‘’Sans Détour’’ / poste du Premier ministre : et si l’on le supprimait

Des querelles politiques, des déceptions, des incompréhensions au sein même de l’équipe gouvernementale, que de blocages au bon fonctionnement de la transition au plan politique. Du coup, le talon d’Achille de cette transition qui peine toujours à avoir l’unanimité autour des grandes décisions politiques aura été le Premier ministre. Certes, le chef de l’Etat, Col. Assimi Goïta, bénéficie du respect de la majeure partie du peuple malien à l’intérieur comme à l’extérieur, cela grâce aux efforts qui sont en train d’être faits au plan sécuritaire, mais il faut aussi reconnaître que l’adhésion de tous aux grandes décisions politiques garantissant la réussite de la transition fait toujours défaut.  Cette mission d’unir les Maliens autour de l’essentiel qui incombe au Premier ministre en plus du rôle qui, de facto, est le contrôle de l’action gouvernementale, a été tout simplement un échec.

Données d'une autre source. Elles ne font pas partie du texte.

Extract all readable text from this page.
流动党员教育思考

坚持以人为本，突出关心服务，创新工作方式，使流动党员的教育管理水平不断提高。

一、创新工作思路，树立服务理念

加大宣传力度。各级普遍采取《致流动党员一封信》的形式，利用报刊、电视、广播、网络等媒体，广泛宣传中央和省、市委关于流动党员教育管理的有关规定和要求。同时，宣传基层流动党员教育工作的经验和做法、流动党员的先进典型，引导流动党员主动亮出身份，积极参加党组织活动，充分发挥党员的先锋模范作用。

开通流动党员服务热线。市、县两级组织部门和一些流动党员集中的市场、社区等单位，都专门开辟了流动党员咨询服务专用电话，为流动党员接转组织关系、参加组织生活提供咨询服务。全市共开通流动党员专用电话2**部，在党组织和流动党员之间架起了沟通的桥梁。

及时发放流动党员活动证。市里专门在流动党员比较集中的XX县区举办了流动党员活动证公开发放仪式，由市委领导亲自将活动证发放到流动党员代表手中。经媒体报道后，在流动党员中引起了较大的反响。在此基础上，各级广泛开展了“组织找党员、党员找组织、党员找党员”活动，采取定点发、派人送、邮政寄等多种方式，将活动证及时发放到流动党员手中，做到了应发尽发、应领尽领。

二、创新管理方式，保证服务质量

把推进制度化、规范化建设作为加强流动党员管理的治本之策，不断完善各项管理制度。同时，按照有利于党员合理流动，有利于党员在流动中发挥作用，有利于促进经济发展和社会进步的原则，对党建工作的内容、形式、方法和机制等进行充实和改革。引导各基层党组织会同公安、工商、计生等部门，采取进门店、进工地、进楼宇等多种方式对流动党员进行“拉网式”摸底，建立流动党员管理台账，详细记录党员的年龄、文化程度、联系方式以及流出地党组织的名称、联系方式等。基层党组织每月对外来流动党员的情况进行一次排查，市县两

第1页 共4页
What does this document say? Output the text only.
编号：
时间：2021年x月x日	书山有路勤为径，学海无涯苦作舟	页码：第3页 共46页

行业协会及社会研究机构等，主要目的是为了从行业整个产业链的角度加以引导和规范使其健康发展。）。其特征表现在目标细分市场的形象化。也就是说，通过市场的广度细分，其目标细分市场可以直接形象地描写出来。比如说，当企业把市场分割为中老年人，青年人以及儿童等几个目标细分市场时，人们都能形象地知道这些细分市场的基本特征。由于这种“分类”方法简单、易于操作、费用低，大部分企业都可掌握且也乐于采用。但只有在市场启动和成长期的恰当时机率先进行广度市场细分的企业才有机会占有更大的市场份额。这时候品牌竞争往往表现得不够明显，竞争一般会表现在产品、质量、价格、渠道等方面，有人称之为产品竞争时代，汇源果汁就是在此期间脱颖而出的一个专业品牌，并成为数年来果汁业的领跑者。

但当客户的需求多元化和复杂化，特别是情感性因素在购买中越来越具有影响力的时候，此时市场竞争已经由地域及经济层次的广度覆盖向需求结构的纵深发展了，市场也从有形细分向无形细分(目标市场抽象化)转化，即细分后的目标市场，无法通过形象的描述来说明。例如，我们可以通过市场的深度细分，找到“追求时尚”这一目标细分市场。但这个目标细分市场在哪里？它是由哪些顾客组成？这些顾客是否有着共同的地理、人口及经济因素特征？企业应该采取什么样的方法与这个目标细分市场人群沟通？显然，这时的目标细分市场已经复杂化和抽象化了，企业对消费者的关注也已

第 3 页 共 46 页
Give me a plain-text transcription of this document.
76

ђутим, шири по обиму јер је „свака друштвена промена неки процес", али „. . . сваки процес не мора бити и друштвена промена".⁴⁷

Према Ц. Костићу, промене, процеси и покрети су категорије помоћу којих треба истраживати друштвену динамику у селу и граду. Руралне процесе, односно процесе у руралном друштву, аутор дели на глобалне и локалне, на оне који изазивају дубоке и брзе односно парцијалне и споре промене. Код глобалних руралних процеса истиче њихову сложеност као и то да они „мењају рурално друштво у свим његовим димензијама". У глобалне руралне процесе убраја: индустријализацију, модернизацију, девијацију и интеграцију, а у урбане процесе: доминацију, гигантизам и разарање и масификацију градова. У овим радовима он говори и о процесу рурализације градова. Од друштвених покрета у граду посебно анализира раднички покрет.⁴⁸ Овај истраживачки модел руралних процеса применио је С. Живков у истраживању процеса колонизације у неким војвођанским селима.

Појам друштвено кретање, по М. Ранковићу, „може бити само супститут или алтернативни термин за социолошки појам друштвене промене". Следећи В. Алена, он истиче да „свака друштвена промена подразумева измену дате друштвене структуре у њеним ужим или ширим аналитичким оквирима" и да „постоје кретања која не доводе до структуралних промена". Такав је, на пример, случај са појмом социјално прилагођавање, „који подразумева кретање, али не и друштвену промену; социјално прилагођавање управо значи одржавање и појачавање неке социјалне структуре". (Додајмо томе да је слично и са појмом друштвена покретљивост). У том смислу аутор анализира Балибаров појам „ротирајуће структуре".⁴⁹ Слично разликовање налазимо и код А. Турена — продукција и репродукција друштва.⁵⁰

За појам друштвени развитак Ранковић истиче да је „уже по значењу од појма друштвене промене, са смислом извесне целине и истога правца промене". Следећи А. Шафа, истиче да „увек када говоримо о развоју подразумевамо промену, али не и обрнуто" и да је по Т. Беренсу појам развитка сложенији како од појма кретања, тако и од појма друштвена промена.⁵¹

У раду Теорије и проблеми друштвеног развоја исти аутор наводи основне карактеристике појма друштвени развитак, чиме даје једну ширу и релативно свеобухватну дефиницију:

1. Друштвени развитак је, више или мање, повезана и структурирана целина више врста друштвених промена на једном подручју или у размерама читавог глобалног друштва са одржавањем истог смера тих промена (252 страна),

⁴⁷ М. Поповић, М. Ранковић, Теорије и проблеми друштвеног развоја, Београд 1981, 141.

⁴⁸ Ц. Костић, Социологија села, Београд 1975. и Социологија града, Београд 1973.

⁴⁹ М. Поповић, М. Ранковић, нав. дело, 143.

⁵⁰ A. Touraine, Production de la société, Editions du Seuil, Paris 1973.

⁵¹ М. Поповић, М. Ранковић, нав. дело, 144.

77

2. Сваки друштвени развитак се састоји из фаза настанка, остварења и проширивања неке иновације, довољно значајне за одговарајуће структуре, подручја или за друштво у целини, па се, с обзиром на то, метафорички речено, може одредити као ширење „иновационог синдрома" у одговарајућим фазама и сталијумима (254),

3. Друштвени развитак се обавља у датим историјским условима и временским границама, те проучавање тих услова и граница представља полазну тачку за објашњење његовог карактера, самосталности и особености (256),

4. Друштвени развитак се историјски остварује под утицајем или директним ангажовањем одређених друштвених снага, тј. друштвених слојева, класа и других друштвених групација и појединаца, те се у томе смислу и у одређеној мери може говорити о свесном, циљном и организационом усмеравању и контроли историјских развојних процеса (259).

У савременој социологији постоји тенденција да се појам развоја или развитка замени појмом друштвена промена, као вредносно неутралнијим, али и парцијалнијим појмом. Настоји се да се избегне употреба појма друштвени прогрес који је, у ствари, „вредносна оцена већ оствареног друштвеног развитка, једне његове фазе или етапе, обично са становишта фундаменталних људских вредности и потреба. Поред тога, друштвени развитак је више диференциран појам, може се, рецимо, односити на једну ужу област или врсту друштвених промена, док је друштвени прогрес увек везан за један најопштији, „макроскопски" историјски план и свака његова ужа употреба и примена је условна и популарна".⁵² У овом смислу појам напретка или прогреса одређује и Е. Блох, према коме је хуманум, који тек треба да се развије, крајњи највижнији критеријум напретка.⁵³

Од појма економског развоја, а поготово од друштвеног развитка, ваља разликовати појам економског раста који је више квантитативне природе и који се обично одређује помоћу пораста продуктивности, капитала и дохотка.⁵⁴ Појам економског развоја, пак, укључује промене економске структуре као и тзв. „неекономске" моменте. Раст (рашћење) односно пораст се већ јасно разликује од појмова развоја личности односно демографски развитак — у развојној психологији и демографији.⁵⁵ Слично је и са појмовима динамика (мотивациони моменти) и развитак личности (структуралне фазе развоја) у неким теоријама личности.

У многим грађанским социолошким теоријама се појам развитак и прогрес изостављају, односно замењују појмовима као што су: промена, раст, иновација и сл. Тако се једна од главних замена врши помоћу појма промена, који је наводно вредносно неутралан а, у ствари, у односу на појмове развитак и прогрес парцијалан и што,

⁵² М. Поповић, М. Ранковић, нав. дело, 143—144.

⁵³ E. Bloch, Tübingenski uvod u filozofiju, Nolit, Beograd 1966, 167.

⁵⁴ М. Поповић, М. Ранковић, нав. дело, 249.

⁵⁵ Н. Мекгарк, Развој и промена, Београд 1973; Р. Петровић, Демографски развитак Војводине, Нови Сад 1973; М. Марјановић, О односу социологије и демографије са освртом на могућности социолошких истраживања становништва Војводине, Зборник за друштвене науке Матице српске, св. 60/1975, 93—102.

Pendant plus de huit mois, Choguel Kokalla Maïga n’a pas pu rassembler les Maliens et aucune décision politique n’a pu faire l’unanimité. Pire, des membres de son équipe ont même abandonné le traditionnel conseil des ministres à cause de sa prise de position et de sa politique de gestion. Cette situation risque d’accélérer les choses à Koulouba. Mieux, l’on apprend que le Chef de l’Etat a commencé des consultations pour la mise en place d’un nouveau gouvernement. La moindre chose que l’on puisse dire pour l’instant, c’est que cette ultime équipe doit-être mûrement réfléchie afin d’éviter les erreurs du passé.

Ainsi garder Choguel Kokalla Maïga, revient à maintenir le statu quo. Nommer un nouveau Premier ministre peut aussi provoquer un règlement de compte entre les partisans Choguel et le nouveau chef du gouvernement. Un jeu d’intérêt dont le Mali n’a nullement besoin aujourd’hui. Donc pour éviter un autre blocage, le président Assimi peut, bel et bien, se passer du poste du Premier ministre en renforçant le Secrétariat du gouvernement et qui va constamment travailler avec le ministre porte-parole du gouvernement.

Non seulement ce nouveau modèle ou concept va permettre de réduire la lourdeur de l’administration, mais surtout il va permettre de réduire le train de vie de l’Etat et amener les ministres à s’assumer directement sans autre forme protocolaire. Cette mesure est certainement beaucoup plus attrayante, mais pas moins contraignante quand on sait qu’actuellement Choguel est sous sanction de la CEDEAO et reconduit ou pas son successeur risquera de connaître le même sort tant qu’il n’y a pas un terrain d’entente entre les autorités de la transition et les chefs l’Etat de l’organisation sous-régionale.

Donc, rien ne sert d’avoir un Premier ministre de forme qui va juste faire le figurant tout en exhibant seulement ses muscles et épaules parce qu’il est le chef de la deuxième Institution de la République. Il faut juste renforcer les missions des différents départements ministériels avec une feuille de route claire et précise. Le reste dépendra de l’engagement de tout est chacun à servir avec honnêteté et loyauté la nation.